Les attaques de la rébellion ougandaise augmentent au Sud-Soudan - Afp
Les rebelles ougandais de l'Armée de résistance du seigneur (LRA) ont intensifié leurs attaques au Sud-Soudan, a indiqué vendredi un haut responsable de l'ONU jugeant le phénomène "très préoccupant".
"Des personnes meurent chaque semaine et les Nations unies sont très préoccupées par le meurtre, l'enlèvement, la mutilation et le déplacement de civils", a indiqué la chef des opérations humanitaires de l'ONU au Soudan, Ameerah Haq, lors d'une visite à Yambio dans l'Etat d'Equateur occidental.
Cet Etat du Sud-Soudan, frontalier de la République démocratique du Congo (RDC) et de la République centrafricaine, est le plus touché au Soudan par les raids de la LRA.
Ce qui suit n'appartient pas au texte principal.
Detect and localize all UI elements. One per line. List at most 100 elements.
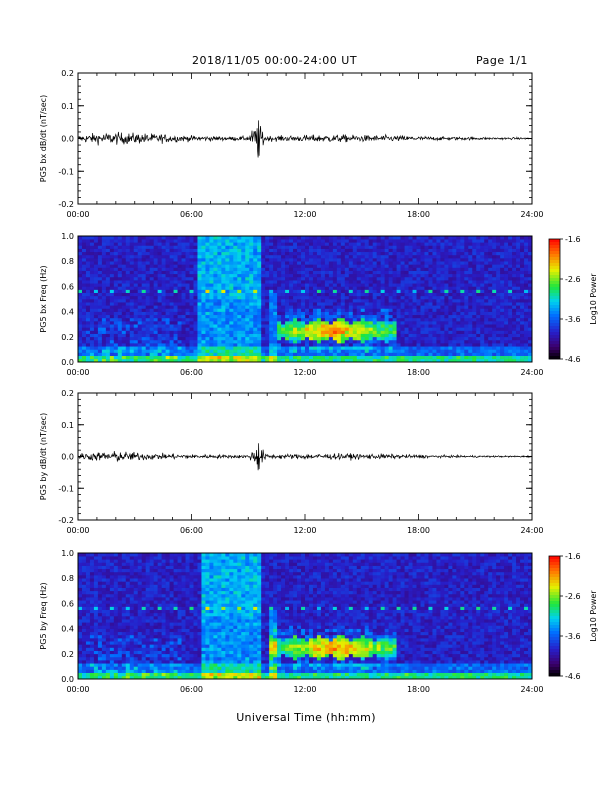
heatmap-cell [328, 305, 334, 309]
heatmap-cell [392, 355, 397, 360]
heatmap-cell [464, 327, 469, 331]
heatmap-cell [348, 295, 354, 300]
heatmap-cell [412, 352, 417, 356]
heatmap-cell [89, 283, 95, 287]
heatmap-cell [293, 321, 298, 325]
heatmap-cell [269, 267, 274, 271]
heatmap-cell [285, 358, 290, 363]
y-tick-label: 0.0 [61, 135, 74, 144]
heatmap-cell [93, 242, 99, 246]
heatmap-cell [308, 248, 314, 253]
heatmap-cell [257, 321, 262, 325]
heatmap-cell [78, 321, 83, 325]
heatmap-cell [528, 311, 533, 316]
heatmap-cell [137, 295, 143, 300]
heatmap-cell [233, 330, 238, 334]
panel-by-spectrogram: 1.00.80.60.40.20.000:00 06:00 12:00 18:00 24… [39, 549, 598, 694]
heatmap-cell [141, 248, 146, 253]
heatmap-cell [328, 317, 334, 322]
heatmap-cell [121, 264, 127, 268]
heatmap-cell [444, 236, 449, 240]
heatmap-cell [201, 333, 206, 338]
heatmap-cell [249, 352, 254, 356]
heatmap-cell [492, 308, 497, 312]
heatmap-cell [308, 292, 314, 297]
heatmap-cell [360, 339, 366, 344]
heatmap-cell [169, 311, 174, 316]
heatmap-cell [289, 317, 294, 322]
heatmap-cell [78, 261, 83, 265]
heatmap-cell [129, 239, 135, 243]
y-tick-label: -0.1 [58, 484, 74, 493]
heatmap-cell [137, 251, 143, 256]
heatmap-cell [340, 251, 346, 256]
heatmap-cell [133, 305, 139, 309]
heatmap-cell [344, 289, 350, 293]
heatmap-cell [193, 292, 198, 297]
heatmap-cell [360, 358, 366, 363]
heatmap-cell [420, 236, 425, 240]
heatmap-cell [336, 283, 342, 287]
heatmap-cell [460, 358, 465, 363]
heatmap-cell [273, 308, 278, 312]
heatmap-cell [456, 317, 461, 322]
heatmap-cell [177, 305, 182, 309]
heatmap-cell [89, 242, 95, 246]
heatmap-cell [97, 355, 103, 360]
heatmap-cell [89, 352, 95, 356]
heatmap-cell [89, 261, 95, 265]
heatmap-cell [428, 327, 433, 331]
heatmap-cell [249, 273, 254, 278]
heatmap-cell [149, 321, 154, 325]
heatmap-cell [412, 305, 417, 309]
heatmap-cell [312, 245, 318, 249]
heatmap-cell [320, 339, 326, 344]
heatmap-cell [149, 333, 154, 338]
heatmap-cell [368, 261, 373, 265]
heatmap-cell [364, 254, 370, 259]
heatmap-cell [161, 270, 166, 275]
heatmap-cell [101, 343, 107, 347]
heatmap-cell [113, 346, 119, 350]
heatmap-cell [400, 317, 405, 322]
heatmap-cell [185, 346, 190, 350]
heatmap-cell [424, 317, 429, 322]
heatmap-cell [81, 267, 87, 271]
heatmap-cell [137, 352, 143, 356]
heatmap-cell [404, 251, 409, 256]
heatmap-cell [376, 308, 381, 312]
heatmap-cell [81, 283, 87, 287]
heatmap-cell [324, 254, 330, 259]
heatmap-cell [420, 314, 425, 319]
heatmap-cell [308, 276, 314, 281]
heatmap-cell [305, 324, 310, 328]
heatmap-cell [528, 308, 533, 312]
heatmap-cell [340, 305, 346, 309]
heatmap-cell [452, 280, 457, 284]
heatmap-cell [308, 261, 314, 265]
heatmap-cell [97, 254, 103, 259]
heatmap-cell [121, 292, 127, 297]
heatmap-cell [516, 289, 521, 293]
heatmap-cell [209, 276, 214, 281]
heatmap-cell [153, 330, 158, 334]
heatmap-cell [301, 327, 306, 331]
heatmap-cell [516, 349, 521, 353]
heatmap-cell [209, 248, 214, 253]
heatmap-cell [229, 327, 234, 331]
heatmap-cell [233, 258, 238, 262]
heatmap-cell [516, 258, 521, 262]
heatmap-cell [301, 264, 306, 268]
heatmap-cell [416, 330, 421, 334]
heatmap-cell [432, 343, 437, 347]
heatmap-cell [245, 270, 250, 275]
heatmap-cell [265, 336, 270, 341]
heatmap-cell [281, 286, 286, 290]
heatmap-cell [416, 327, 421, 331]
heatmap-cell [253, 248, 258, 253]
heatmap-cell [149, 358, 154, 363]
heatmap-cell [360, 251, 366, 256]
heatmap-cell [524, 302, 529, 306]
heatmap-cell [213, 251, 218, 256]
heatmap-cell [237, 273, 242, 278]
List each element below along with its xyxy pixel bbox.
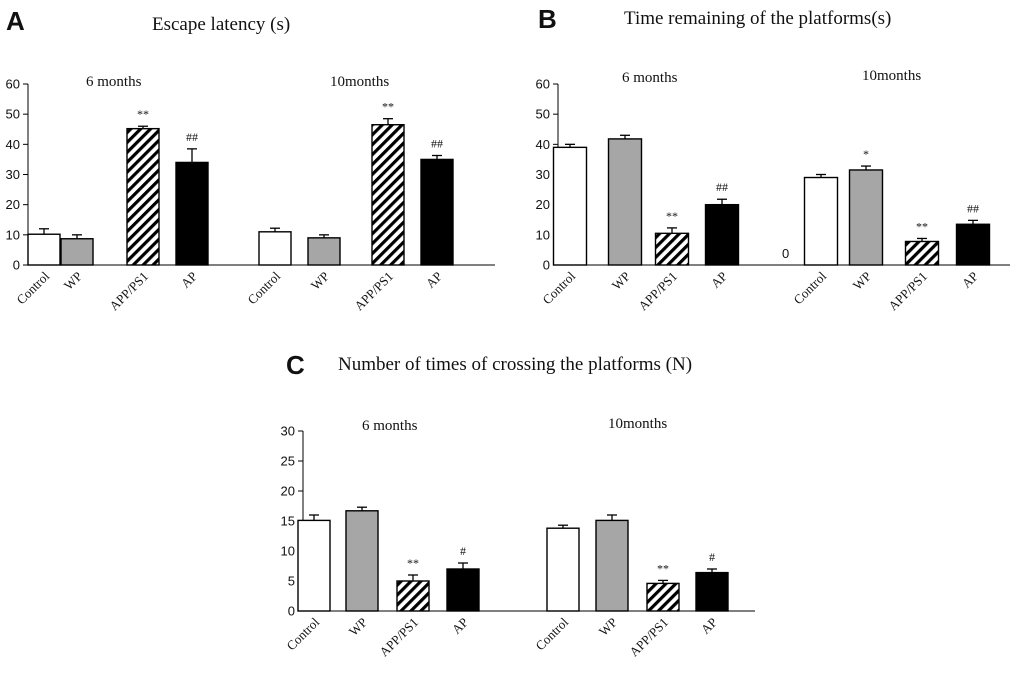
panel-b-title: Time remaining of the platforms(s) (624, 8, 891, 29)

"L'augmentation du nombre de morts due à la montée en flèche des attaques" est un phénomène "très préoccupant", a déclaré Mme Haq à des journalistes voyageant avec elle. "Ces six dernières semaines, onze incidents impliquant la LRA ont été recensés, dont sept durant la première semaine de septembre".
Les rebelles ont attaqué la semaine dernière des villages situés à cinq km de la ville de Yambio, alors que l'ONU avait évacué des travailleurs humanitaires du village d'Ezo.
"L'aggravation de la situation humanitaire dans l'Etat d'Equateur occidental (sud) exige une solution à long terme (au problème) de la LRA", a souligné Mme Haq, précisant que la sécurité devait être renforcée, spécialement pour protéger les convois d'aide alimentaire qui constituent des "aimants" attirant les rebelles.
Au Sud-Soudan, plus de 200 personnes ont été tuées et 130 enlevées par la LRA depuis décembre, selon les estimations de l'ONU. Et plus de 68.000 personnes ont été déplacées dans le seul Etat d'Equateur occidental en raison des violences de la LRA alors que 18.000 personnes, majoritairement de la RDC, ont trouvé refuge dans cet Etat pauvre du Sud-Soudan.
Dirigée par Joseph Kony, la LRA, active depuis 1988, est réputée comme l'une des guérillas les plus brutales au monde.
Depuis 2005, ses combattants se sont éloignés de leurs bases du nord de l'Ouganda pour s'installer dans l'extrême nord-est de la RD Congo, d'où ils mènent des raids meurtriers sur toute la région.